The business is already expanding equipment. They had to buy another fermenter to keep up with demand from customers. They don't know what other expansion could be in their future, but they are ready to consider it. No matter what, they want to continue to offer outdoor space even if they have to expand or move somewhere else.
Folks from other area breweries have stopped in from time to time to give them advice, gift baskets and to enjoy their products. Area brewers, it turns out, are working to be a community, not competitors.
"We're not here to compete with them," Melissa said. "We're just here to join the big family with all the other brewers in the area."
As a veteran, Joe and Melissa also offer a special deal for many of those serving the country and community. They offer a 25% discount to military, law enforcement, first responders, firefighters and EMS.
"Those folks are on the front lines supporting the community," Joe said. "We just want to support them."
In case you missed It: Rendezvous Brewing a hit in Hackensack
Another relative newcomer to the local microbrewery community is Rendezvous Brewing of Hackensack.
"We opened in June for off-sale only and on July 1 we opened the tap room," said co-owner Sue Toth. "It's been excellent. We have a really supportive community. They're really excited to have us in town even when we had to close down to off-sale they came in and bought beer and told us they wanted to support us in any way they could."
"It's been excellent. We have a really supportive community. They're really excited to have us in town even when we had to close down to off-sale they came in and bought beer and told us they wanted to support us in any way they could."
— Sue Toth.
Sue and her co-owner/husband, Doug, used a combination of off-sale and outdoor dining to bolster sales even while the pandemic made business more complicated. The growlers and canned products they sold during the pandemic have remained popular for people fishing on the ice and during promotional area events.
"We had an excellent summer, which helps a lot," Sue said.
The company adapted to restrictions to maintain a safe environment throughout the year, instituting additional sanitation and using outdoor seating, mask policies while customers were between tables and distancing guidelines.
"We even put in a new air handler furnace," Doug said.
They have since learned about their customers' preferences.
"We've learned as you're brewing your beer to learn what mix is suited for your population," Sue said. "We have some beers that we will never take off tap because there are people that come in from the surrounding areas that come in and order only those beers. We're not an experimental taproom, we cater to the community we're serving."

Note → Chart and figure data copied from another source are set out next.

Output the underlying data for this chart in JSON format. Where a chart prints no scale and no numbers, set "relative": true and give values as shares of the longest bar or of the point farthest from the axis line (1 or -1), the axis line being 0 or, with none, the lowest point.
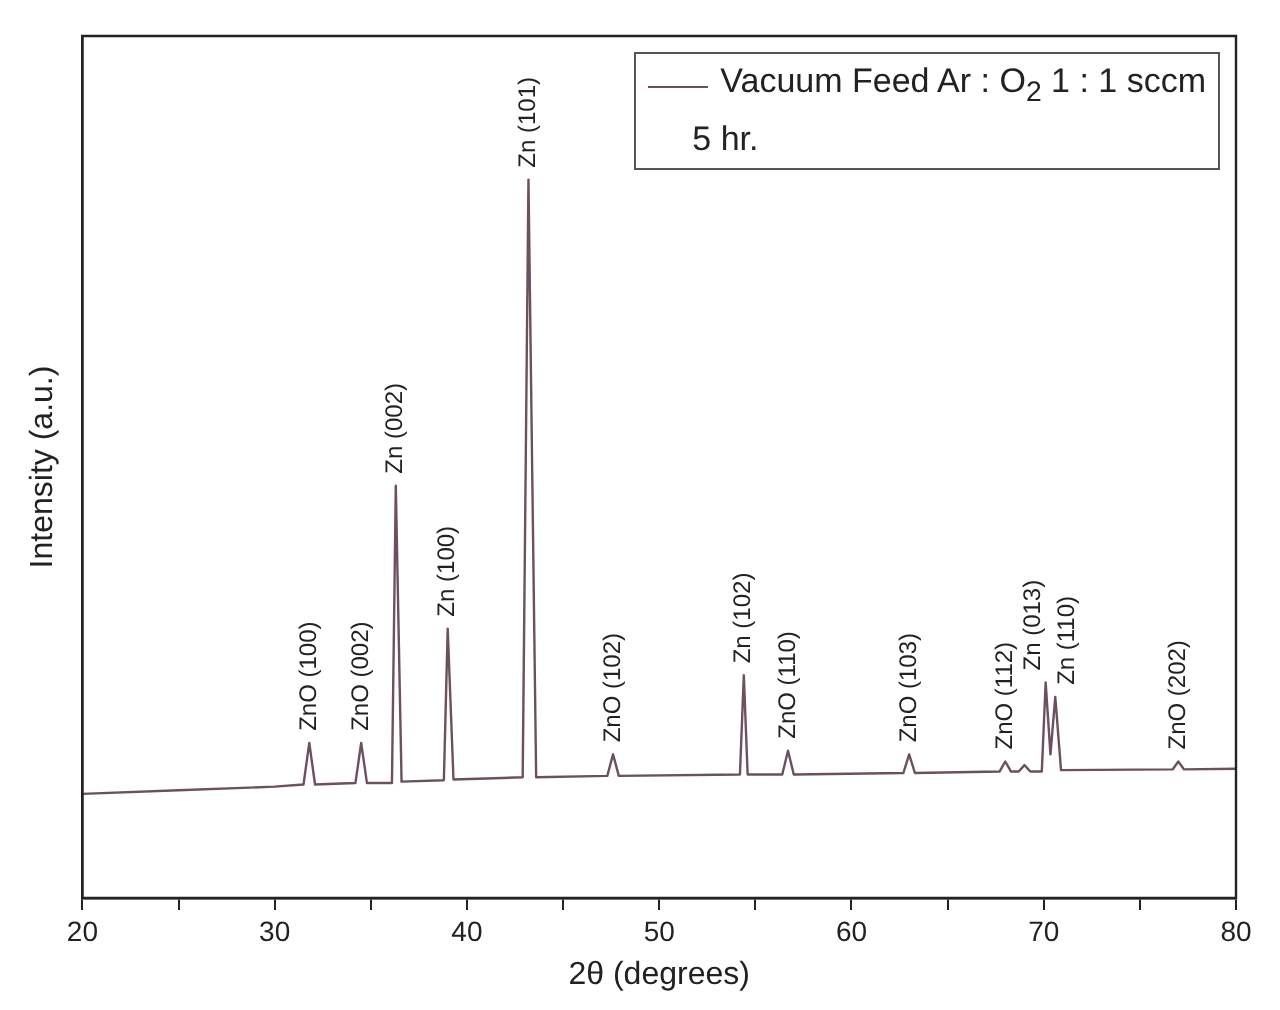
{
  "chart_data": {
    "type": "line",
    "xlabel": "2θ (degrees)",
    "ylabel": "Intensity (a.u.)",
    "relative": true,
    "xlim": [
      20,
      80
    ],
    "xticks": [
      20,
      {
        "value": 25,
        "label": null
      },
      30,
      {
        "value": 35,
        "label": null
      },
      40,
      {
        "value": 45,
        "label": null
      },
      50,
      {
        "value": 55,
        "label": null
      },
      60,
      {
        "value": 65,
        "label": null
      },
      70,
      {
        "value": 75,
        "label": null
      },
      80
    ],
    "tick_labels": "x",
    "grid": false,
    "legend": "top right",
    "marker": "none",
    "line_style": "solid",
    "series": [
      {
        "name": "Vacuum Feed Ar : O$_{2}$ 1 : 1 sccm",
        "color": "#6e4f60",
        "x": [
          20,
          25,
          30,
          31.5,
          31.8,
          32.1,
          34.2,
          34.5,
          34.8,
          36.1,
          36.3,
          36.6,
          38.8,
          39.0,
          39.3,
          42.9,
          43.2,
          43.6,
          47.3,
          47.6,
          47.9,
          54.2,
          54.4,
          54.6,
          56.4,
          56.7,
          57.0,
          62.7,
          63.0,
          63.3,
          67.7,
          68.0,
          68.3,
          68.7,
          69.0,
          69.3,
          69.9,
          70.1,
          70.35,
          70.6,
          70.9,
          76.7,
          77.0,
          77.3,
          80
        ],
        "values": [
          0.145,
          0.15,
          0.155,
          0.158,
          0.216,
          0.158,
          0.16,
          0.216,
          0.16,
          0.16,
          0.574,
          0.162,
          0.164,
          0.375,
          0.165,
          0.168,
          1.0,
          0.168,
          0.17,
          0.2,
          0.17,
          0.172,
          0.31,
          0.172,
          0.172,
          0.205,
          0.172,
          0.174,
          0.2,
          0.174,
          0.176,
          0.19,
          0.176,
          0.176,
          0.185,
          0.176,
          0.176,
          0.3,
          0.2,
          0.28,
          0.178,
          0.179,
          0.19,
          0.179,
          0.18
        ]
      }
    ],
    "annotations": [
      "5 hr.",
      {
        "text": "ZnO (100)",
        "x": 31.8,
        "y": 0.216
      },
      {
        "text": "ZnO (002)",
        "x": 34.5,
        "y": 0.216
      },
      {
        "text": "Zn (002)",
        "x": 36.3,
        "y": 0.574
      },
      {
        "text": "Zn (100)",
        "x": 39.0,
        "y": 0.375
      },
      {
        "text": "Zn (101)",
        "x": 43.2,
        "y": 1.0
      },
      {
        "text": "ZnO (102)",
        "x": 47.6,
        "y": 0.2
      },
      {
        "text": "Zn (102)",
        "x": 54.4,
        "y": 0.31
      },
      {
        "text": "ZnO (110)",
        "x": 56.7,
        "y": 0.205
      },
      {
        "text": "ZnO (103)",
        "x": 63.0,
        "y": 0.2
      },
      {
        "text": "ZnO (112)",
        "x": 68.0,
        "y": 0.19
      },
      {
        "text": "Zn (013)",
        "x": 70.1,
        "y": 0.3
      },
      {
        "text": "Zn (110)",
        "x": 70.6,
        "y": 0.28
      },
      {
        "text": "ZnO (202)",
        "x": 77.0,
        "y": 0.19
      }
    ]
  }
}
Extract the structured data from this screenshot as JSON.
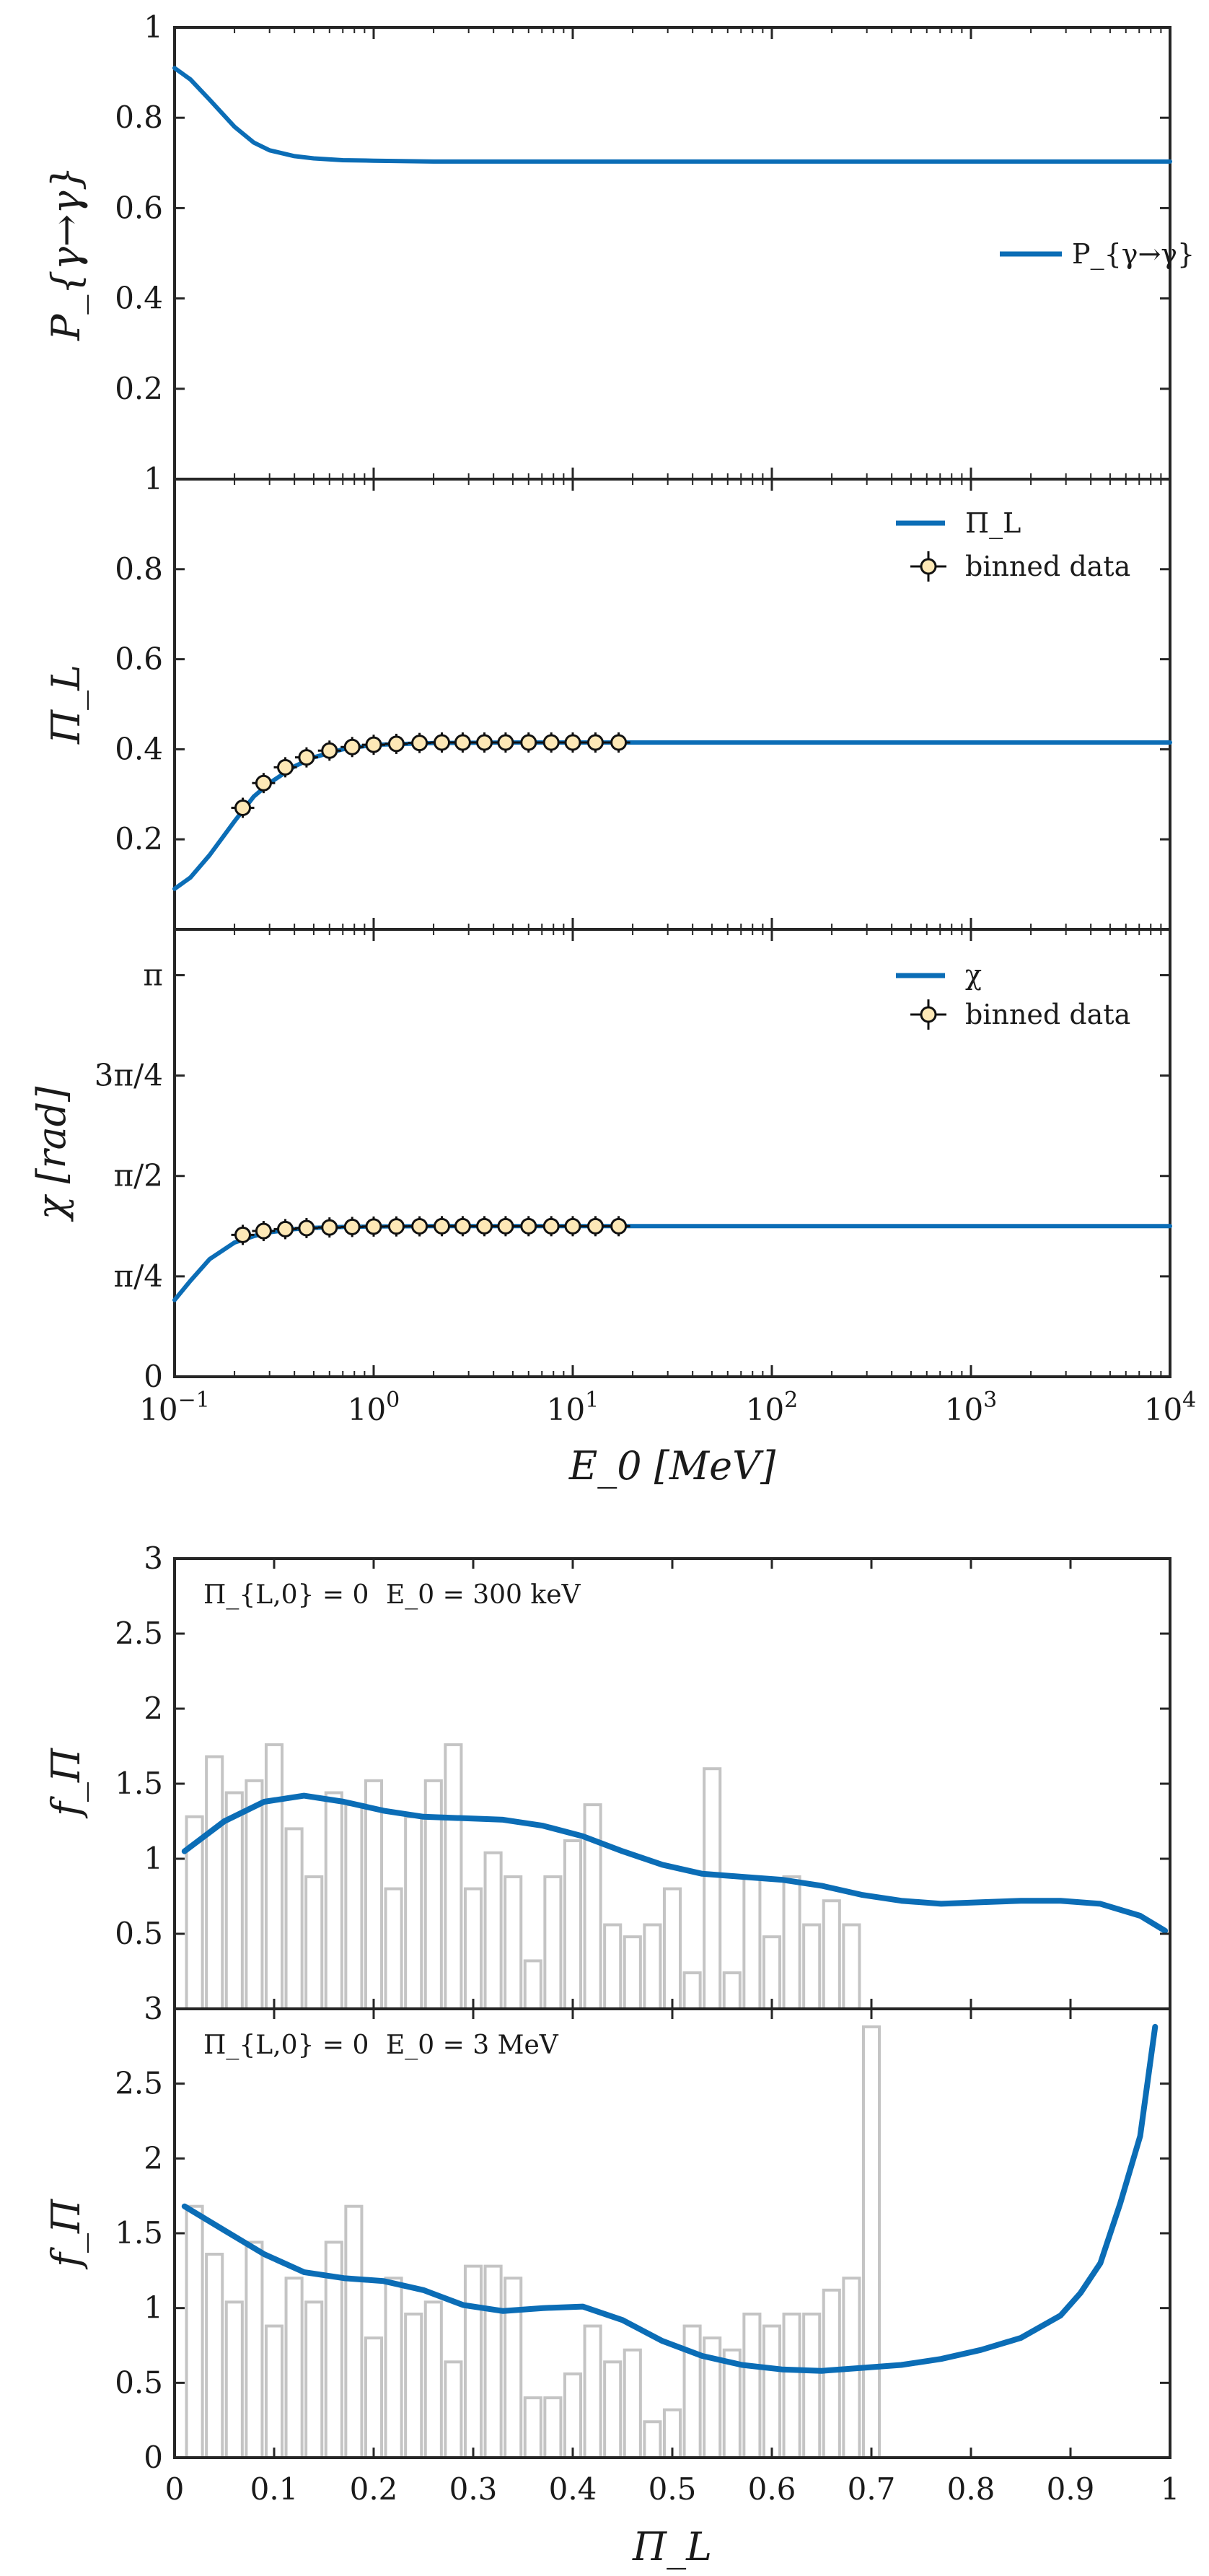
{
  "chart_data": [
    {
      "type": "line",
      "panel": "top",
      "xscale": "log",
      "xlim": [
        0.1,
        10000
      ],
      "ylim": [
        0,
        1
      ],
      "ylabel": "P_{γ→γ}",
      "yticks": [
        0.2,
        0.4,
        0.6,
        0.8,
        1
      ],
      "ytick_labels": [
        "0.2",
        "0.4",
        "0.6",
        "0.8",
        "1"
      ],
      "legend": {
        "placement": "right",
        "entries": [
          "P_{γ→γ}"
        ]
      },
      "series": [
        {
          "name": "P_{γ→γ}",
          "color": "#0b6db6",
          "x": [
            0.1,
            0.12,
            0.15,
            0.2,
            0.25,
            0.3,
            0.4,
            0.5,
            0.7,
            1,
            2,
            5,
            10,
            100,
            10000
          ],
          "y": [
            0.91,
            0.885,
            0.84,
            0.78,
            0.745,
            0.728,
            0.715,
            0.71,
            0.706,
            0.705,
            0.703,
            0.703,
            0.703,
            0.703,
            0.703
          ]
        }
      ]
    },
    {
      "type": "line",
      "panel": "middle",
      "xscale": "log",
      "xlim": [
        0.1,
        10000
      ],
      "ylim": [
        0,
        1
      ],
      "ylabel": "Π_L",
      "yticks": [
        0.2,
        0.4,
        0.6,
        0.8,
        1
      ],
      "ytick_labels": [
        "0.2",
        "0.4",
        "0.6",
        "0.8",
        "1"
      ],
      "legend": {
        "placement": "top-right",
        "entries": [
          "Π_L",
          "binned data"
        ]
      },
      "series": [
        {
          "name": "Π_L",
          "color": "#0b6db6",
          "x": [
            0.1,
            0.12,
            0.15,
            0.2,
            0.25,
            0.3,
            0.4,
            0.5,
            0.7,
            1,
            2,
            5,
            20,
            10000
          ],
          "y": [
            0.09,
            0.115,
            0.165,
            0.24,
            0.295,
            0.325,
            0.362,
            0.382,
            0.4,
            0.41,
            0.414,
            0.415,
            0.415,
            0.415
          ]
        },
        {
          "name": "binned data",
          "marker": "o",
          "x": [
            0.22,
            0.28,
            0.36,
            0.46,
            0.6,
            0.78,
            1.0,
            1.3,
            1.7,
            2.2,
            2.8,
            3.6,
            4.6,
            6.0,
            7.8,
            10.0,
            13.0,
            17.0
          ],
          "y": [
            0.27,
            0.325,
            0.36,
            0.382,
            0.397,
            0.405,
            0.41,
            0.412,
            0.414,
            0.415,
            0.415,
            0.415,
            0.415,
            0.415,
            0.415,
            0.415,
            0.415,
            0.415
          ]
        }
      ]
    },
    {
      "type": "line",
      "panel": "bottom",
      "xscale": "log",
      "xlim": [
        0.1,
        10000
      ],
      "ylim": [
        0,
        3.5
      ],
      "ylabel": "χ [rad]",
      "xlabel": "E_0 [MeV]",
      "yticks": [
        0,
        0.785398,
        1.570796,
        2.356194,
        3.141593
      ],
      "ytick_labels": [
        "0",
        "π/4",
        "π/2",
        "3π/4",
        "π"
      ],
      "xticks": [
        0.1,
        1,
        10,
        100,
        1000,
        10000
      ],
      "xtick_labels": [
        "10−1",
        "100",
        "101",
        "102",
        "103",
        "104"
      ],
      "legend": {
        "placement": "top-right",
        "entries": [
          "χ",
          "binned data"
        ]
      },
      "series": [
        {
          "name": "χ",
          "color": "#0b6db6",
          "x": [
            0.1,
            0.12,
            0.15,
            0.2,
            0.25,
            0.3,
            0.4,
            0.5,
            0.7,
            1,
            2,
            5,
            20,
            10000
          ],
          "y": [
            0.6,
            0.75,
            0.92,
            1.05,
            1.1,
            1.13,
            1.155,
            1.165,
            1.172,
            1.176,
            1.178,
            1.178,
            1.178,
            1.178
          ]
        },
        {
          "name": "binned data",
          "marker": "o",
          "x": [
            0.22,
            0.28,
            0.36,
            0.46,
            0.6,
            0.78,
            1.0,
            1.3,
            1.7,
            2.2,
            2.8,
            3.6,
            4.6,
            6.0,
            7.8,
            10.0,
            13.0,
            17.0
          ],
          "y": [
            1.11,
            1.14,
            1.155,
            1.163,
            1.168,
            1.172,
            1.175,
            1.176,
            1.177,
            1.178,
            1.178,
            1.178,
            1.178,
            1.178,
            1.178,
            1.178,
            1.178,
            1.178
          ]
        }
      ]
    },
    {
      "type": "bar",
      "panel": "hist-top",
      "xlim": [
        0,
        1
      ],
      "ylim": [
        0,
        3
      ],
      "ylabel": "f_Π",
      "yticks": [
        0,
        0.5,
        1,
        1.5,
        2,
        2.5,
        3
      ],
      "ytick_labels": [
        "",
        "0.5",
        "1",
        "1.5",
        "2",
        "2.5",
        "3"
      ],
      "annotation": [
        "Π_{L,0} = 0",
        "E_0 = 300 keV"
      ],
      "bin_width": 0.02,
      "hist_values": [
        1.28,
        1.68,
        1.44,
        1.52,
        1.76,
        1.2,
        0.88,
        1.44,
        1.36,
        1.52,
        0.8,
        1.28,
        1.52,
        1.76,
        0.8,
        1.04,
        0.88,
        0.32,
        0.88,
        1.12,
        1.36,
        0.56,
        0.48,
        0.56,
        0.8,
        0.24,
        1.6,
        0.24,
        0.88,
        0.48,
        0.88,
        0.56,
        0.72,
        0.56
      ],
      "series": [
        {
          "name": "f_Π",
          "color": "#0b6db6",
          "x": [
            0.01,
            0.05,
            0.09,
            0.13,
            0.17,
            0.21,
            0.25,
            0.29,
            0.33,
            0.37,
            0.41,
            0.45,
            0.49,
            0.53,
            0.57,
            0.61,
            0.65,
            0.69,
            0.73,
            0.77,
            0.81,
            0.85,
            0.89,
            0.93,
            0.97,
            0.995
          ],
          "y": [
            1.05,
            1.25,
            1.38,
            1.42,
            1.38,
            1.32,
            1.28,
            1.27,
            1.26,
            1.22,
            1.15,
            1.05,
            0.96,
            0.9,
            0.88,
            0.86,
            0.82,
            0.76,
            0.72,
            0.7,
            0.71,
            0.72,
            0.72,
            0.7,
            0.62,
            0.52
          ]
        }
      ]
    },
    {
      "type": "bar",
      "panel": "hist-bottom",
      "xlim": [
        0,
        1
      ],
      "ylim": [
        0,
        3
      ],
      "ylabel": "f_Π",
      "xlabel": "Π_L",
      "yticks": [
        0,
        0.5,
        1,
        1.5,
        2,
        2.5,
        3
      ],
      "ytick_labels": [
        "0",
        "0.5",
        "1",
        "1.5",
        "2",
        "2.5",
        "3"
      ],
      "xticks": [
        0,
        0.1,
        0.2,
        0.3,
        0.4,
        0.5,
        0.6,
        0.7,
        0.8,
        0.9,
        1
      ],
      "xtick_labels": [
        "0",
        "0.1",
        "0.2",
        "0.3",
        "0.4",
        "0.5",
        "0.6",
        "0.7",
        "0.8",
        "0.9",
        "1"
      ],
      "annotation": [
        "Π_{L,0} = 0",
        "E_0 = 3 MeV"
      ],
      "bin_width": 0.02,
      "hist_values": [
        1.68,
        1.36,
        1.04,
        1.44,
        0.88,
        1.2,
        1.04,
        1.44,
        1.68,
        0.8,
        1.2,
        0.96,
        1.04,
        0.64,
        1.28,
        1.28,
        1.2,
        0.4,
        0.4,
        0.56,
        0.88,
        0.64,
        0.72,
        0.24,
        0.32,
        0.88,
        0.8,
        0.72,
        0.96,
        0.88,
        0.96,
        0.96,
        1.12,
        1.2,
        2.88
      ],
      "series": [
        {
          "name": "f_Π",
          "color": "#0b6db6",
          "x": [
            0.01,
            0.05,
            0.09,
            0.13,
            0.17,
            0.21,
            0.25,
            0.29,
            0.33,
            0.37,
            0.41,
            0.45,
            0.49,
            0.53,
            0.57,
            0.61,
            0.65,
            0.69,
            0.73,
            0.77,
            0.81,
            0.85,
            0.89,
            0.91,
            0.93,
            0.95,
            0.97,
            0.985
          ],
          "y": [
            1.68,
            1.52,
            1.36,
            1.24,
            1.2,
            1.18,
            1.12,
            1.02,
            0.98,
            1.0,
            1.01,
            0.92,
            0.78,
            0.68,
            0.62,
            0.59,
            0.58,
            0.6,
            0.62,
            0.66,
            0.72,
            0.8,
            0.95,
            1.1,
            1.3,
            1.7,
            2.15,
            2.88
          ]
        }
      ]
    }
  ]
}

The company's first beer, their signature beer, was called "Chapter One" and it has remained a local favorite. It was created from a recipe from the original Rendezvous that Sue's grandparents opened in the 1950s. Another favorite is their oatmeal stout "Falling Moon."
In addition, they have learned that a lot of ice anglers like their 10% alcohol Russian Imperial Stout. The last is a winter treat they refer to as a "sipping" beer.
They have also had some hits with crowds that don't generally like beer when they have produced blood orange and strawberry blonde beers.
"Those went over like wildfire, so we'll always try to have something like that," Sue said.
Doug also recommends their new West Coast style Indian pale ale called "Staring Blindly," which has proven popular.
Sue is also a part of the local business organization that is working overtime to make improvements to the city of Hackensack. So far, plans include new trees downtown and wider sidewalks. Hackensack may also soon boast a new pizza place and bike shop.
"It's just going to be a much more welcoming place," Sue said.